Les images relayées sur Internet illustre l’ampleur du rassemblement de jeunes Marocains dont beaucoup de mineurs non accompagnés, mais aussi d’Algériens et de diverses autres nationalités, dont des Subsahariens qui ont convergé vers Fnideq pour la plupart par train via Tanger ou en autocar. Sur les lieux, un important dispositif de sécurité avait été installé depuis une semaine : plusieurs contingents de la police nationale, de la Gendarmerie royale et des Forces auxiliaires avec des centaines d'agents et de véhicules anti-émeutes, ainsi que huit vedettes ont été mobilisées pour enrayer l’assaut vers les barrières frontalières.


200 à 400 jeunes déterminés à forcer le passage

Malgré les interpellations préventives dans les transports, la gare ferroviaire de Tanger et la gare routière de Tétouan, au niveau des barrières et points de contrôle qui jalonnent les routes d'accès, deux vagues successives de 200 à 400 jeunes ont été enregistrées, l’une dans la matinée a été tentée contre la clôture brisant la première barrière de séparation avec l’enclave, l’autre le soir, mais sans qu’aucun candidat à la migration n’ait pu atteindre le territoire contrôlé par l’Espagne.


De sources policières espagnoles citées par la presse « le Maroc a garanti le retour immédiat de ceux qui franchiraient la clôture ». Dissuadés de passer le col terrestre de Tarajal et atteindre la clôture d’enceinte, quelques jeunes assaillants ont provoqué quelques heurts avec les forces de sécurité avant d’être arrêtés et refoulés de la zone vers l’intérieur du pays. D’autres, encore regroupés sur les pistes forestières et les montagnes près de Ceuta, sur la route qui mène à Fndieq et même sur l'autoroute de Tanger ont peu à peu été dispersés. Malgré que les autorités aient intensifié la surveillance aux digues de Tarajal et Benzú pour empêcher les entrées de baignade, des groupes de personnes tentant de nager ont également été interceptés sur les plages de Fnideq et Belyounech où a été retrouvé le corps d'un Marocain qui se serait noyé.


Ces derniers jours, au moins 60 personnes avaient déjà été arrêtées pour incitation et organisation d'une « opération massive d'immigration clandestine » sur les réseaux sociaux.

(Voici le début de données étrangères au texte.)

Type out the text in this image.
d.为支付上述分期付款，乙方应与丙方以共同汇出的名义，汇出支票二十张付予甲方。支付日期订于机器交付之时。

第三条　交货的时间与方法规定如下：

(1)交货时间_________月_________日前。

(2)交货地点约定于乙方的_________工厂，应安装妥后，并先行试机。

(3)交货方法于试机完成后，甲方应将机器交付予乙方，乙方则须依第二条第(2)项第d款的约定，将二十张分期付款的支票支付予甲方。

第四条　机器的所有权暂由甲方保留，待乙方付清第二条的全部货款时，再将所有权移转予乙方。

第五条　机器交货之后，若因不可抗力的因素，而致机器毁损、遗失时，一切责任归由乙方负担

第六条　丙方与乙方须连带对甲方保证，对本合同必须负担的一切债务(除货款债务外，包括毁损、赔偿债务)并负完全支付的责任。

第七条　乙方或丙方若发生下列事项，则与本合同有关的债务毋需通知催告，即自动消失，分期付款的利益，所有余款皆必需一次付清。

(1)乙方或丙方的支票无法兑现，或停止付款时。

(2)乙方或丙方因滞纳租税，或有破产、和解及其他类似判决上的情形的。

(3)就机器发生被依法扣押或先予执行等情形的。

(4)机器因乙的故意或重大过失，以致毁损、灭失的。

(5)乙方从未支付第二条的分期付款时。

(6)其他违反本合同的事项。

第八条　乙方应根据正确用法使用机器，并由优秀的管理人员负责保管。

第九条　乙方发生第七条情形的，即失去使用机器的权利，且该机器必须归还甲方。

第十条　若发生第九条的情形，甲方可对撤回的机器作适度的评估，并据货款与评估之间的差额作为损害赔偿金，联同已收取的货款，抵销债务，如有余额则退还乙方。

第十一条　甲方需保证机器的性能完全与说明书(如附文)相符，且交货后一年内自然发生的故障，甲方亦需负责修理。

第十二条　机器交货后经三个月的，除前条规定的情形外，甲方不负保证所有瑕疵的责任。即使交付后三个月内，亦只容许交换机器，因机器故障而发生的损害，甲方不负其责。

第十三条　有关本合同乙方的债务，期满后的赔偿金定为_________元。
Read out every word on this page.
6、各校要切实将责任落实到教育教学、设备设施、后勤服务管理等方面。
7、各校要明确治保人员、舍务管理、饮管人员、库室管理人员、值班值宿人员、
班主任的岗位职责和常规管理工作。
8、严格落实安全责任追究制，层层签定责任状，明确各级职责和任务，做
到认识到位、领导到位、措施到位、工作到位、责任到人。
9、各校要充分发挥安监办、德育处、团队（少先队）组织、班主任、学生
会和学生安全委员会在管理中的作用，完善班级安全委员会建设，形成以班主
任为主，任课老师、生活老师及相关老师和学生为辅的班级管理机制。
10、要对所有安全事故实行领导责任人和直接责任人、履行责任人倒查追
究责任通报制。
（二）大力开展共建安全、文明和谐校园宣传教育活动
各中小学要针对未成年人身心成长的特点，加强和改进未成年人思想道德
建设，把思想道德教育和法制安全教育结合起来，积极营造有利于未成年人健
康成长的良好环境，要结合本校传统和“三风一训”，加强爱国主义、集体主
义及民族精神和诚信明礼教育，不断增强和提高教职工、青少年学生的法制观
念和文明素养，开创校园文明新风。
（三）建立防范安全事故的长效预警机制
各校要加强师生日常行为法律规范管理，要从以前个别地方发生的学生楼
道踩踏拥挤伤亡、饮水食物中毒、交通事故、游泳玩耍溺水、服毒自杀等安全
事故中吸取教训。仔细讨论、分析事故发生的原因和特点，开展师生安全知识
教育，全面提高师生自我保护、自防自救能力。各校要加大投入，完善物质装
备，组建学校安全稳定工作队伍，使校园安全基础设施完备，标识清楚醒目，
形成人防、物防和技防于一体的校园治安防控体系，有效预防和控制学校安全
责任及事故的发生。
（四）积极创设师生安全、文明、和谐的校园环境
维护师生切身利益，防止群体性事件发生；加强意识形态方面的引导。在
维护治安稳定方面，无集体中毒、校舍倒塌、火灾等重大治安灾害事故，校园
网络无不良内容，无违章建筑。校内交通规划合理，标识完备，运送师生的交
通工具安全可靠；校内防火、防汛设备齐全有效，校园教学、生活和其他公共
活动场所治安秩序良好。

Il a été détecté que les appels à l’assaut du « 15/9 » provenaient de différentes localités et villes du Maroc, mais aussi de l’International. Les autorités marocaines ont également signalé avoir expulsé cette semaine 39 migrants irréguliers de nationalité algérienne et tunisienne qui envisageaient d'entrer illégalement à Ceuta.


Des forces de sécurité déployées à Fnideq pour juguler les tentatives de passage à Ceuta (Archive). Crédit: Mohamed Siali / EFE


Les autorités marocaines ont assuré qu'au cours du mois dernier, les forces de sécurité ont empêché 14 648 migrants irréguliers d'entrer par effraction dans les enclaves espagnoles de Ceuta et Melilla, de nager le long des côtes ou de sauter par-dessus les clôtures terrestres, ce qui représente près d'un tiers de toutes les tentatives avortées de migration clandestine depuis le début de l’année.

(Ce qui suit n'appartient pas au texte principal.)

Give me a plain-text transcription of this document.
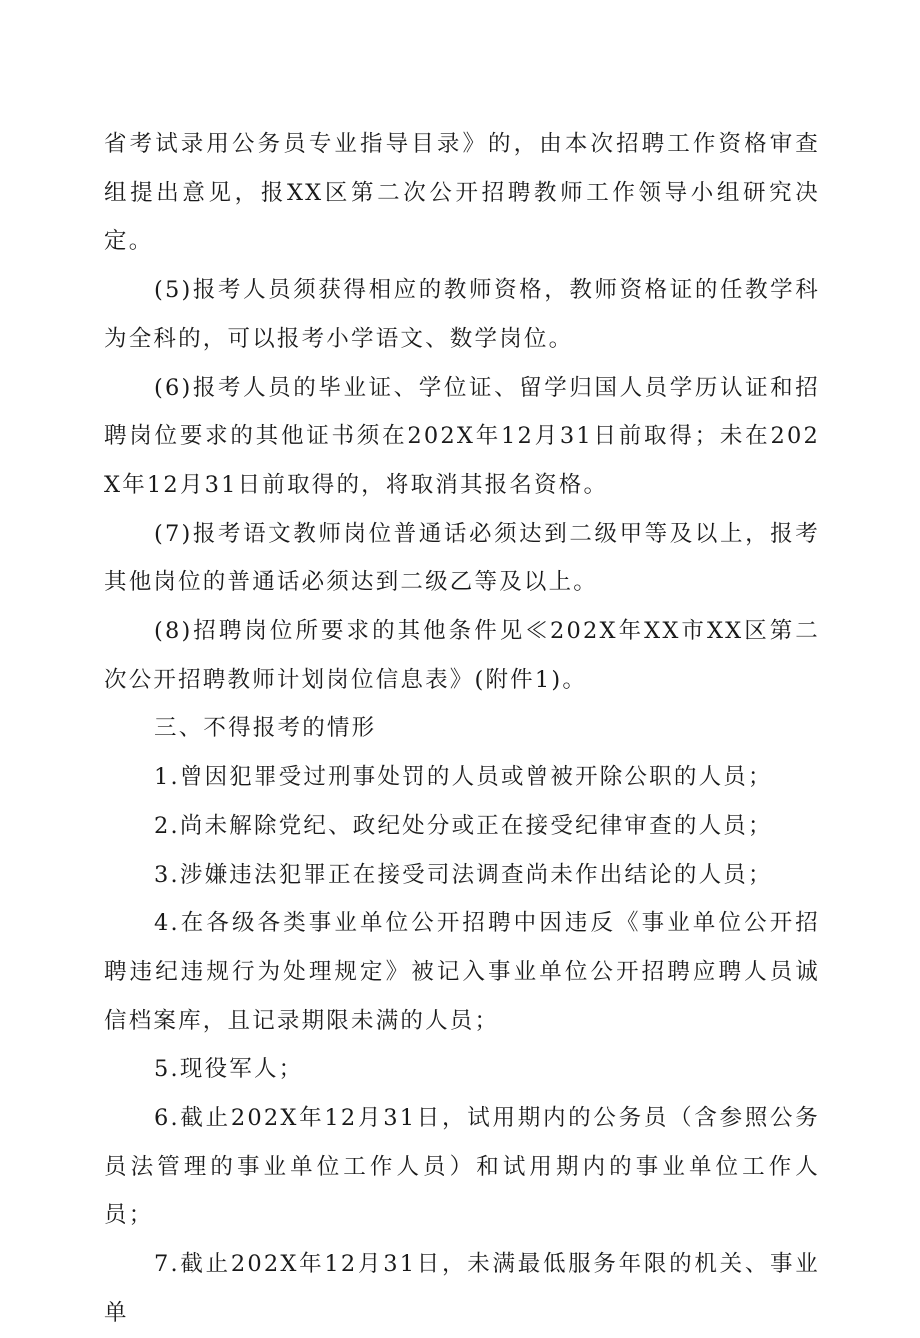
省考试录用公务员专业指导目录》的，由本次招聘工作资格审查组提出意见，报XX区第二次公开招聘教师工作领导小组研究决定。

(5)报考人员须获得相应的教师资格，教师资格证的任教学科为全科的，可以报考小学语文、数学岗位。

(6)报考人员的毕业证、学位证、留学归国人员学历认证和招聘岗位要求的其他证书须在202X年12月31日前取得；未在202X年12月31日前取得的，将取消其报名资格。

(7)报考语文教师岗位普通话必须达到二级甲等及以上，报考其他岗位的普通话必须达到二级乙等及以上。

(8)招聘岗位所要求的其他条件见≪202X年XX市XX区第二次公开招聘教师计划岗位信息表》(附件1)。

三、不得报考的情形

1.曾因犯罪受过刑事处罚的人员或曾被开除公职的人员；

2.尚未解除党纪、政纪处分或正在接受纪律审查的人员；

3.涉嫌违法犯罪正在接受司法调查尚未作出结论的人员；

4.在各级各类事业单位公开招聘中因违反《事业单位公开招聘违纪违规行为处理规定》被记入事业单位公开招聘应聘人员诚信档案库，且记录期限未满的人员；

5.现役军人；

6.截止202X年12月31日，试用期内的公务员（含参照公务员法管理的事业单位工作人员）和试用期内的事业单位工作人员；

7.截止202X年12月31日，未满最低服务年限的机关、事业单
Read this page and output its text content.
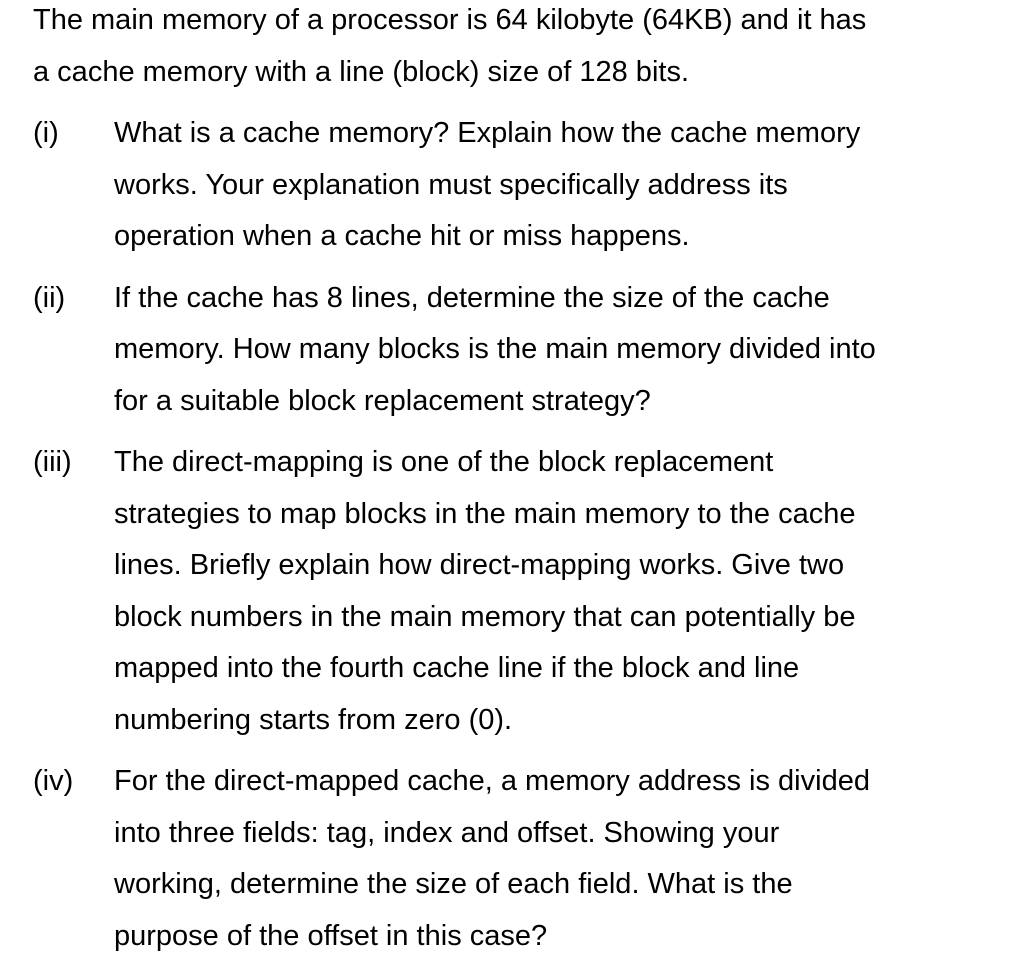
The main memory of a processor is 64 kilobyte (64KB) and it has
a cache memory with a line (block) size of 128 bits.

(i) What is a cache memory? Explain how the cache memory
works. Your explanation must specifically address its
operation when a cache hit or miss happens.
(ii) If the cache has 8 lines, determine the size of the cache
memory. How many blocks is the main memory divided into
for a suitable block replacement strategy?
(iii) The direct-mapping is one of the block replacement
strategies to map blocks in the main memory to the cache
lines. Briefly explain how direct-mapping works. Give two
block numbers in the main memory that can potentially be
mapped into the fourth cache line if the block and line
numbering starts from zero (0).
(iv) For the direct-mapped cache, a memory address is divided
into three fields: tag, index and offset. Showing your
working, determine the size of each field. What is the
purpose of the offset in this case?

Si la Direction générale de la sûreté nationale (DGSN) enquête sur la forte augmentation des messages numériques incitant à l'entrée à Ceuta et Melilla au travers de « fausses nouvelles » comme celui de prétendre que l’opération Marhaba 2024 de retour en Europe des Marocains résidents à l’étranger après la période estivale serait propice à une infiltration des frontières, c’est la question de la situation sociale des jeunes et des mineurs, manipulables via les réseaux sociaux, qui inquiète.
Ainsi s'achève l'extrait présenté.